Ninguno de estos argumentos proporcionó a Charlie el más ligero alivio. Los fantasmas moraban allí, como si hubieran alquilado el dormitorio. En cualquiera otra noche se habría espabilado y encendido la luz. Pero en ésta había decidido demostrar con su resistencia que la oscuridad no tenía habitantes y que él no compartía el irracional e infantil terror de ella.
Un chillido tembloroso traspasó la negrura. Un viento frío sopló en el cuarto. Bajo las mantas, Charlie tiritaba.
—¿Qué te pasa, querida?
Bedelia no volvió a gritar. Después de un silencio tan profundo que pareció que se hubiese detenido su respiración, susurró, desmayadamente:
—¿Lo has visto tú también?
—Visto, ¿qué? —Charlie reprochó irritado.
—¡Se movía!
—Oye, Biddy —empezó con voz firme y serena.
—¡Yo lo he visto!
—No hay nada en el cuarto. Es absurdo que tú…
Ella se desprendió de él y se escurrió hacia la orilla de la cama. La almohada no silenciaba sus sollozos, ni el colchón disimulaba su temblor. La casa se llenó, de improviso, de pequeños ruidos terribles que se percibían más cercanos y más claros que el furioso torrente del río.
En los diez segundos que transcurrieron, mientras su mano buscaba la lámpara, Charlie reconoció que su espíritu había flaqueado. Era una modalidad recientemente adquirida. Charlie Philbrick Horst había sido educado en la escuela que rechazaba las inútiles fantasías y desdeña la propia indulgencia. «Moralmente perezoso», habría calificado su madre a su actual estado mental.
—¡Oh. queridísimo Charlie Horse, cuán bueno y amable eres! —murmuró su mujer (al hacerse la luz). Sus temblores cesaron. Descansó, se enjugó las lágrimas con la mano y exhibió, en una sonrisa, sus seductores hoyuelos.
Una lámpara pequeña con pantalla rosa proyectaba un cono de luz sobre la alfombra. Los muebles del dormitorio aparecían reales y tranquilizadores.

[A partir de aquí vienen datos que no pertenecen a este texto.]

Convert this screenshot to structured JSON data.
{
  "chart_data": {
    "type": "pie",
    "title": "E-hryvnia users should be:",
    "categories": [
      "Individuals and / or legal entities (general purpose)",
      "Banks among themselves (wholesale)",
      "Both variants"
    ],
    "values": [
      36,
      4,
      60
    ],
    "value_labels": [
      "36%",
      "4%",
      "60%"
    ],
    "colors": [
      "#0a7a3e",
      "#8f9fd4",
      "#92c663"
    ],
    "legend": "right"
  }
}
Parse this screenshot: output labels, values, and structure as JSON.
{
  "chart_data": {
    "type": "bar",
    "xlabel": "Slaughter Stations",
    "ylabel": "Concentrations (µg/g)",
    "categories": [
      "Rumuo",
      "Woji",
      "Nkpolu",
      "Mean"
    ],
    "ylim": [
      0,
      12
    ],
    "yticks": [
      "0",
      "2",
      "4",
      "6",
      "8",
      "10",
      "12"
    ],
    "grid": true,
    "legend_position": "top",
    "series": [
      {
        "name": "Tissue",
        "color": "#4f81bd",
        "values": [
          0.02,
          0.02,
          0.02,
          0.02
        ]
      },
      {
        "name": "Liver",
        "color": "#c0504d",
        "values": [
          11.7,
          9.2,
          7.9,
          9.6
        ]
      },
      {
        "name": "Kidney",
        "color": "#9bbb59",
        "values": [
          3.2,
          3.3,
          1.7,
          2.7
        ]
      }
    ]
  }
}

Sobre la chimenea estaba colgado un retrato de la madre de Charlie a los diecisiete años, una muchacha virtuosa con sus labios apretados en un gesto adusto. Charlie quería convencerse de que solamente para satisfacer a su mujer había encendido la luz. De esta manera se armaba contra el desprecio a la debilidad que su madre le había inculcado.
—¡Eres tan bueno, tan considerado, tan extraordinario! —suspiró Bedelia—… Estoy segura de que es muy desagradable para ti el dormir con la luz encendida.
—¡Oh!, ya me voy acostumbrando —contestó Charlie sintiendo deshelársele los fríos y entumecidos labios mientras contemplaba la hermosa carne de su mujer, sus rosados labios y la curva de sus mejillas.